At least you can admit it.

It's all academic to me, I neither respect nor disrespect them. You should remove your rose-colored glasses and look at it objectively. They lost their identity to the Romans and should lose it to Carthage given the purpose of this thread.
And you should get off your intellectual high-horse, and take your own advice. I only admit objecting to this "barbarians were too stupid and backward" crap.
You want to wipe them out for their own sake, despite enormous opportunites for them to still, though they're admittedly different. Instead of handwaving them away, extrapolate their differences. Christianity is still going to exist. Even if Antiochus is 100% successful (he was anything but, even before the conflict with Rome), he maybe causes a Jewish Disapora early and would have always kept Hellenized Jews in place. Someone like Jesus preaching against apostate Hellenized Jews is still likely to be crucified by a Seleucid Pontius Pilate.

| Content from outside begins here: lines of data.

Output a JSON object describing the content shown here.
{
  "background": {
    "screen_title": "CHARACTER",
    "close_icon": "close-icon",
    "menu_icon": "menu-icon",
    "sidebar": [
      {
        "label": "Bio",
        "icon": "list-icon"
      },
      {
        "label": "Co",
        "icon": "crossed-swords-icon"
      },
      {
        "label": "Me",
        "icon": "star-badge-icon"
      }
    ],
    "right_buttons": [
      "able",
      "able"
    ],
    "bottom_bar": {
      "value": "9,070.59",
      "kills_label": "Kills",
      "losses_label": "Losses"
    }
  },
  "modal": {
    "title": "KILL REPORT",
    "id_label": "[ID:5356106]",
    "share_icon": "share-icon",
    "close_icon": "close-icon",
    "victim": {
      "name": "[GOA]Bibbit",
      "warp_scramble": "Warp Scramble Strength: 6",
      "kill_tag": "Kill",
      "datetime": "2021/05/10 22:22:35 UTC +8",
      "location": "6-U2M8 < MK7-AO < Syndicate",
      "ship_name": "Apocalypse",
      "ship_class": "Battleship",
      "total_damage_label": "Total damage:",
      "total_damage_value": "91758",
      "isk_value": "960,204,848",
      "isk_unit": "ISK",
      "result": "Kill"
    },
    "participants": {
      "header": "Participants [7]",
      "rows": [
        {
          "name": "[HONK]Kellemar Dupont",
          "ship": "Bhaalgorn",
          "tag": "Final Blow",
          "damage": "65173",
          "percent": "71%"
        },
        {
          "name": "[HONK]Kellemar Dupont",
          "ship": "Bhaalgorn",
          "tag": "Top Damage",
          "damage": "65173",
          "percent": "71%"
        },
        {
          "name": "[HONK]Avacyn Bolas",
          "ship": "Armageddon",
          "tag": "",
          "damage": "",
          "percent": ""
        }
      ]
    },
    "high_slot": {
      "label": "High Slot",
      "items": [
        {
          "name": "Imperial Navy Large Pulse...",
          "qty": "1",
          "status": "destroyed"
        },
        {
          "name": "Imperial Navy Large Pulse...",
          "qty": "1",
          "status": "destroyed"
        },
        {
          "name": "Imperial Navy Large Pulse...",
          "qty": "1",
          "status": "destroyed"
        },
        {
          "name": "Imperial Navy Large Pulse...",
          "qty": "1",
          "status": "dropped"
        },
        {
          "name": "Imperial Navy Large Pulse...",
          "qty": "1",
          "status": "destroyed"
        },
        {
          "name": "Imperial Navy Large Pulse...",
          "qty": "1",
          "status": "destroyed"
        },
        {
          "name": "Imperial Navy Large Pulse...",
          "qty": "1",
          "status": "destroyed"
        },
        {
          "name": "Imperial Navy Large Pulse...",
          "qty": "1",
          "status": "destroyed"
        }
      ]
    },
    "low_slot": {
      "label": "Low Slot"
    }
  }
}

Its not about "me want". The cultural and political circumstances caused by ATL Romes destruction in the Third Century BCE simply precludes their existence centuries after the fact. Antiochus III had some significant success in restoring stability to the empire after coming to the throne at eighteen. He did some some failures early on, but was so close to realizing his ambitions in the west, until Rome came along.
Christianity was founded by people whom lived during a time when the Roman annexation of Judea occured. Where would the impetus come from after Jerusalem is sacked and repopulated by Greeks?